9/21 Impersonal or Hyperpersonal? – Talia Feinberg

“Are You Going to Delete Me?” is a study conducted regarding the “post-breakup” grieving period that takes place on social media. The researchers gathered a group of individuals after their breakup and studied their activity on social media in regards to their ex-partners profile and their own social media posts with them. Through this, they were able to separate the group into four different sections ranging from “clean breakers” who have  “zero to very little monitoring, interacting, or deleting and were unlikely to delete their ex-partner, stop use, or keep digital possessions”, through wistful reminicers, ritual cleansers, and lastly (and most impacted on social media due to their breakup) impulsives. 

This article was very interesting as it enforces the point of social media consuming our lives. After a breakup, people are far more likely to obsess over their ex-partners (and ex-partners family and friends) social media pages. In addition, they are far more likely to have a longer and more intense grieving process due to this obsessive behavior. Having access to your ex-partners social media at the palm of your hand causes people to be anxious about what they and their families are doing, therefore elongating the process. Social media has clearly taken over many aspects of our lives, and this article underscores the point that this is not always a good thing. 

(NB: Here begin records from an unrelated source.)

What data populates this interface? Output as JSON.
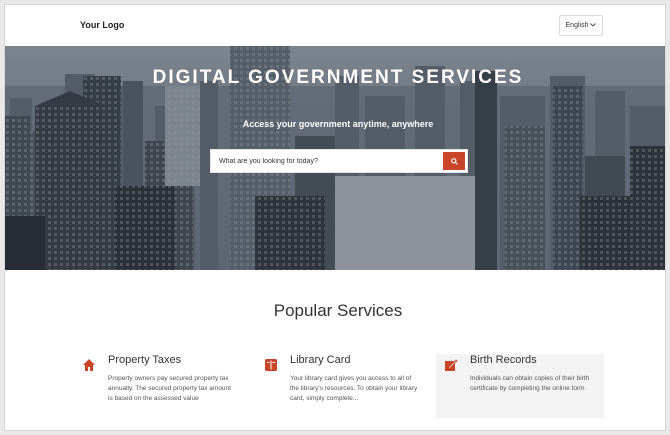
{
  "header": {
    "logo": "Your Logo",
    "language": "English",
    "language_icon": "chevron-down-icon"
  },
  "hero": {
    "title": "DIGITAL GOVERNMENT SERVICES",
    "subtitle": "Access your government anytime, anywhere",
    "search_placeholder": "What are you looking for today?",
    "search_icon": "search-icon"
  },
  "popular": {
    "title": "Popular Services",
    "services": [
      {
        "icon": "house-icon",
        "title": "Property Taxes",
        "description": "Property owners pay secured property tax annually. The secured property tax amount is based on the assessed value"
      },
      {
        "icon": "book-icon",
        "title": "Library Card",
        "description": "Your library card gives you access to all of the library's resources. To obtain your library card, simply complete..."
      },
      {
        "icon": "certificate-edit-icon",
        "title": "Birth Records",
        "description": "Individuals can obtain copies of their birth certificate by completing the online form"
      }
    ]
  },
  "colors": {
    "accent": "#c9452a"
  }
}
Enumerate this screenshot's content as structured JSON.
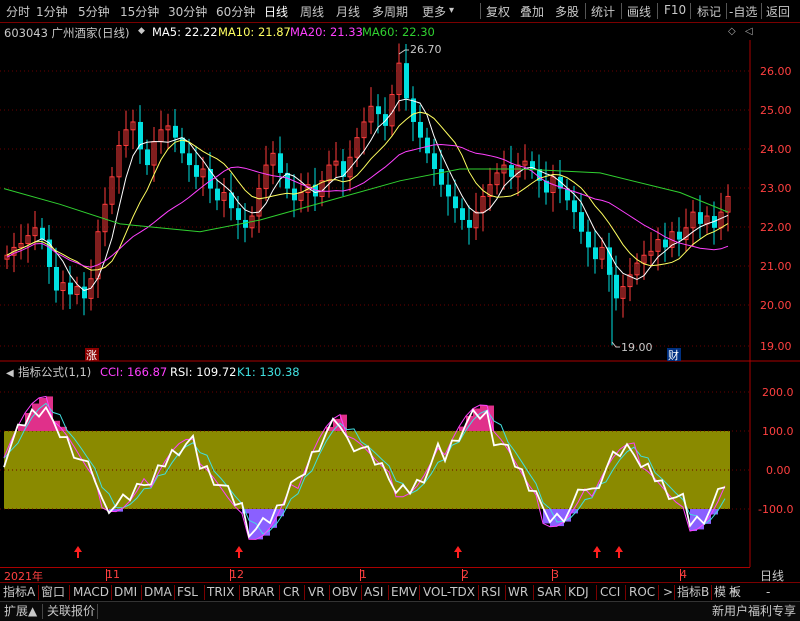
{
  "toolbar": {
    "periods": [
      "分时",
      "1分钟",
      "5分钟",
      "15分钟",
      "30分钟",
      "60分钟",
      "日线",
      "周线",
      "月线",
      "多周期",
      "更多"
    ],
    "active_period": "日线",
    "more_arrow": "▾",
    "right_buttons": [
      "复权",
      "叠加",
      "多股",
      "统计",
      "画线",
      "F10",
      "标记",
      "-自选",
      "返回"
    ]
  },
  "info": {
    "stock": "603043 广州酒家(日线)",
    "collapse_glyph": "◆",
    "ma5": "MA5: 22.22",
    "ma10": "MA10: 21.87",
    "ma20": "MA20: 21.33",
    "ma60": "MA60: 22.30",
    "right_glyph": "◇",
    "right_menu": "◁"
  },
  "main_chart": {
    "y_ticks": [
      "26.00",
      "25.00",
      "24.00",
      "23.00",
      "22.00",
      "21.00",
      "20.00",
      "19.00"
    ],
    "high_label": "26.70",
    "low_label": "19.00",
    "marker_zhang": "涨",
    "marker_cai": "财",
    "colors": {
      "up": "#ff3c3c",
      "down": "#00e0e0",
      "ma5": "#ffffff",
      "ma10": "#ffff60",
      "ma20": "#ff40ff",
      "ma60": "#30d030"
    }
  },
  "indicator": {
    "header_arrow": "◀",
    "title": "指标公式(1,1)",
    "cci": "CCI: 166.87",
    "rsi": "RSI: 109.72",
    "k1": "K1: 130.38",
    "y_ticks": [
      "200.0",
      "100.0",
      "0.00",
      "-100.0"
    ],
    "band_color": "#8a8a00"
  },
  "time_axis": {
    "labels": [
      "2021年",
      "11",
      "12",
      "1",
      "2",
      "3",
      "4"
    ],
    "period_label": "日线"
  },
  "tabs": {
    "items": [
      "指标A",
      "窗口",
      "MACD",
      "DMI",
      "DMA",
      "FSL",
      "TRIX",
      "BRAR",
      "CR",
      "VR",
      "OBV",
      "ASI",
      "EMV",
      "VOL-TDX",
      "RSI",
      "WR",
      "SAR",
      "KDJ",
      "CCI",
      "ROC"
    ],
    "more": ">",
    "right": [
      "指标B",
      "模",
      "板"
    ]
  },
  "bottombar": {
    "left": [
      "扩展▲",
      "关联报价"
    ],
    "right_buttons": [
      "+",
      "-"
    ],
    "status": "新用户福利专享"
  }
}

3 thoughts on “9/21 Impersonal or Hyperpersonal? – Talia Feinberg

  1. Talia, I was excited to read your comment because this was also an article that I was very intrigued by. This study takes a really unique approach and it highlights an example that I definitely can relate to. Social media truly is all-encompassing and relationships form both face-to-face and on social media as well. Additionally, when someone typically isn’t part of your life anymore, people tend to unfollow or delete them on social media platforms. It is crazy that social media has come to hold so much weight and people can really struggle when grieving due to the presence of social media.

  2. This sounds like a really interesting study, and definitely something that I have thought about as I have gotten older- the idea that social media allows us to share parts of our lives, however, when is it necessary to take a step back from social media? It really makes me wonder if post breakup (or post losing a friend, etc), a social media cleanse would aid in the healing process, for this would not allow for the obsessive behaviors following the event.

  3. You make a great point in saying that social media makes individuals more attached to people, environments, situations, etc. that we may normally not obsess as much over. Because social media is always present and existing, there’s always the opportunity to look back at moments shared that may ultimately hinder one’s ability to move past a situation faster. While being connected can be a great advantage, it can also do more harm than good.